This summer, Microsoft announced that it would create its own tablet, Surface. And Amazon is working on a new version of the Kindle Fire, with a larger display, that could compete more directly with the iPad, according to a developer briefed on Amazon’s plans who did not want to be identified talking about unannounced products. Analysts also believe that Amazon is updating the Kindle Fire. Drew Herdener, an Amazon spokesman, declined to comment.
But Apple is hardly about to cede ground.
The company is developing a new tablet with a 7.85-inch screen that is likely to sell for significantly less than the latest $499 iPad, with its 9.7-inch display, according to several people with knowledge of the project who declined to be named discussing confidential plans. The product is expected to be announced this year.

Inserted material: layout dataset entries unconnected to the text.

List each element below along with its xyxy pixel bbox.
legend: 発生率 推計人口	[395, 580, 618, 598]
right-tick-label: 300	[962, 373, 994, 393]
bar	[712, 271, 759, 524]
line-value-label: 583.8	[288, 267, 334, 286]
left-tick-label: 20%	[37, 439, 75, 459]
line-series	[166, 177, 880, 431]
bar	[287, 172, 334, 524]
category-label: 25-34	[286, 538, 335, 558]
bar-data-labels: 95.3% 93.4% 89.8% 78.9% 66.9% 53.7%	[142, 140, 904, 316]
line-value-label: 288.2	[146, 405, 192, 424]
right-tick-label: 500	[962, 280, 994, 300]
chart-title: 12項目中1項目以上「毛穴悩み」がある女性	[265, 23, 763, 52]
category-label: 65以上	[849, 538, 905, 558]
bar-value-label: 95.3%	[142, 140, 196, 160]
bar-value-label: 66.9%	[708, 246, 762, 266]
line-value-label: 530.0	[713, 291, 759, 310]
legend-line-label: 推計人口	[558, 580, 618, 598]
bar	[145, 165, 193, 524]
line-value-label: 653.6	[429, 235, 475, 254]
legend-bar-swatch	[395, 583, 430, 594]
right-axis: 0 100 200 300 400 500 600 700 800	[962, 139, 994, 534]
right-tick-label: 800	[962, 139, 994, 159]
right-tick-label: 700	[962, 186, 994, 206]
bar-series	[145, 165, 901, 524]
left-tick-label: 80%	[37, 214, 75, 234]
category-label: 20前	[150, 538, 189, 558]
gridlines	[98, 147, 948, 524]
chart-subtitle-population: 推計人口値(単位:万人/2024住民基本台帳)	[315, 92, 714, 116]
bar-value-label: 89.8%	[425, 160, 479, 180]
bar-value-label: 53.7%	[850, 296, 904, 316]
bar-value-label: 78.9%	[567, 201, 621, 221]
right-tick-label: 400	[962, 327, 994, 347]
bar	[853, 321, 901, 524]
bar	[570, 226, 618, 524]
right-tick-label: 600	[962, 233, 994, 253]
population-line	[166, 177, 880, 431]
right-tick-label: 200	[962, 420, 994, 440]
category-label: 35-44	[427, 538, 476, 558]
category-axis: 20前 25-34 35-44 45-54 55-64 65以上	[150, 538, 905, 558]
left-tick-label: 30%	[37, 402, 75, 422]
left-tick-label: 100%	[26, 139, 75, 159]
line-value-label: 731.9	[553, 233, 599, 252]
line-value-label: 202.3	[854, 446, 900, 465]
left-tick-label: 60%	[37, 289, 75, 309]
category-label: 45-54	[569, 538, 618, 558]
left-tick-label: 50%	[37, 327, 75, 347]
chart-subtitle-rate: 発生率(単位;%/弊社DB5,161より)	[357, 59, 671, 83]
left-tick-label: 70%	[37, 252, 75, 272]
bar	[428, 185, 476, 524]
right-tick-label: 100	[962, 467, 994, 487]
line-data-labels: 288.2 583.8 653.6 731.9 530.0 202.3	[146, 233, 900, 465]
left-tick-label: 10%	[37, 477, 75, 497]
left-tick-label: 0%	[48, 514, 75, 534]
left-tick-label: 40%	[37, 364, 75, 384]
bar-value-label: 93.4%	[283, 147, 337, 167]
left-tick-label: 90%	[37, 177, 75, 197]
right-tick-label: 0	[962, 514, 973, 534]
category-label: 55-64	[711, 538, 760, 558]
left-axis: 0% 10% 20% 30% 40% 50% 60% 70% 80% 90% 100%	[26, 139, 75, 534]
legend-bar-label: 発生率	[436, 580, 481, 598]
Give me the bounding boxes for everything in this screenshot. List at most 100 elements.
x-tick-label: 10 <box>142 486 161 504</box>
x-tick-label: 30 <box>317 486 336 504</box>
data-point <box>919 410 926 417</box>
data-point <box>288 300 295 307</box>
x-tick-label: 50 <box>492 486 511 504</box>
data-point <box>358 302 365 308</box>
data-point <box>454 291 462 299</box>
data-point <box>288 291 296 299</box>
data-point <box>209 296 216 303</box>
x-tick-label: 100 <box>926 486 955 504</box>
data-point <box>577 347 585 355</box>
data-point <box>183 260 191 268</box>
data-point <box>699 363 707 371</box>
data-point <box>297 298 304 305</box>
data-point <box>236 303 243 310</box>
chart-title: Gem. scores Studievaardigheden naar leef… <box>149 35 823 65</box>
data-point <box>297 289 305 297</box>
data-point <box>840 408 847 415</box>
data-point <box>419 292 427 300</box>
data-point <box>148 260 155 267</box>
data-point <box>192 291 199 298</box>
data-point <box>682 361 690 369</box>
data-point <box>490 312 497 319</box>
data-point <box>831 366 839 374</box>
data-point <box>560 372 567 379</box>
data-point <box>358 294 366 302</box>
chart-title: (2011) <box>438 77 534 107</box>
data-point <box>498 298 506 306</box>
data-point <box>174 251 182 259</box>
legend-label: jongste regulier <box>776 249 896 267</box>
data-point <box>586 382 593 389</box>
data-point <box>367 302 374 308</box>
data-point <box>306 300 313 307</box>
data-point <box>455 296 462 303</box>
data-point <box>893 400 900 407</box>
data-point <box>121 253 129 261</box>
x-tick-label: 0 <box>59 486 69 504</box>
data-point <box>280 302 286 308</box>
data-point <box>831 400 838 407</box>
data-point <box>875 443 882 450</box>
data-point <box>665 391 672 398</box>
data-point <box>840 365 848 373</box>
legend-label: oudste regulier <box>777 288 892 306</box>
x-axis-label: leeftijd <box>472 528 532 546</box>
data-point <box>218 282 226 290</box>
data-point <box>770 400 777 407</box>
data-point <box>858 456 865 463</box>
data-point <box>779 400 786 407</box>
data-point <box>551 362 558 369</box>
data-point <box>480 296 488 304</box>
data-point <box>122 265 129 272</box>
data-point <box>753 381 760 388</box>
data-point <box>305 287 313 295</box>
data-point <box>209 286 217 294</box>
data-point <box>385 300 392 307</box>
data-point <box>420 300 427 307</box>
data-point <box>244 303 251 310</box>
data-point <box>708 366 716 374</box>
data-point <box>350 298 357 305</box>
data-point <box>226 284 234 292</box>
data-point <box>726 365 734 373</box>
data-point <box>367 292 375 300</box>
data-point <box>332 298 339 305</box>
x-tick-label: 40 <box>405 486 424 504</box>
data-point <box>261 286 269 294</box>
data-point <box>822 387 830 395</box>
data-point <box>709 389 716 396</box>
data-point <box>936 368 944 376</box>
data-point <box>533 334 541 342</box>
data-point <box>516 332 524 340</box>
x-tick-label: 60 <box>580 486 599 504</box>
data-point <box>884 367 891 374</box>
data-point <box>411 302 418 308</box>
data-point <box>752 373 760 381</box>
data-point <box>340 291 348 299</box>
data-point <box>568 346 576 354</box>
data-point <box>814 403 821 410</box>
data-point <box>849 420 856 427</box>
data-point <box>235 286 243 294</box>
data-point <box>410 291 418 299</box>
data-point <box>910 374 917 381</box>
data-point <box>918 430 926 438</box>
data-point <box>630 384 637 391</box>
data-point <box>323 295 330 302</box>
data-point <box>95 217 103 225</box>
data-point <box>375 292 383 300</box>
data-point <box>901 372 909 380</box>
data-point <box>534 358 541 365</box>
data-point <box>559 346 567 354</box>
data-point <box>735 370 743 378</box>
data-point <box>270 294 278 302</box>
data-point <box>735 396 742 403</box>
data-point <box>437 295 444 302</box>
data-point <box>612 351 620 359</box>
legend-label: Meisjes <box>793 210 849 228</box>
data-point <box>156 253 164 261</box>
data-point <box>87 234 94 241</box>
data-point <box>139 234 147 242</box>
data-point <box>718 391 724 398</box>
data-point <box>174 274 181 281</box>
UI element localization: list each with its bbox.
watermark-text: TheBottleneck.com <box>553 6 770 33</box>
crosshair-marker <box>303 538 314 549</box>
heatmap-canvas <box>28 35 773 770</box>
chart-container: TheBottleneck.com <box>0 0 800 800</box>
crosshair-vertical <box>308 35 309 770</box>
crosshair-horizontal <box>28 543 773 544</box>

In the past, pundits have been all-too-quick to deem minor market playground scuffles as being evidence of a “tablet war.” Such a pronouncement, particularly given Apple’s undisputed dominance in the space, has been repeatedly met with exacerbated cries of hyperbole.
Today, however, Google, Microsoft, Amazon, and Apple are all re-invigorating the tablet landscape in a truly fascinating manner. The Nexus 7 is receiving outstanding plaudits from even the most staunch of Apple advocates, the Surface continues to make headlines despite the relative dearth of information, and Apple’s well-oiled rumor mill is beginning to turn into ready action with steadily loudening whispers of a 7.85-inch iPad. Amidst the rumblings of these larger entities, however, Amazon is also receiving plenty of attention for its presumably impending re-entry into the tablet space. Given the retailer’s propensity toward aggressive price-cuts and progressive hardware revisions, there is a distinct tone of optimism surrounding the company’s future Kindle Fire update.
Regardless of any specific feelings for each of these devices, it’s encouraging to behold such diversity within a historically uninspiring space. Since the arrival of the iPad, Apple has governed the state of innovation within the tablet sphere, and all others have contributed little to the proverbial discussion. By the end of this year, however, four of the world’s biggest technology companies will have contributed multiple unique takes on the perennial tablet question.
Competition is certainly not a bad thing.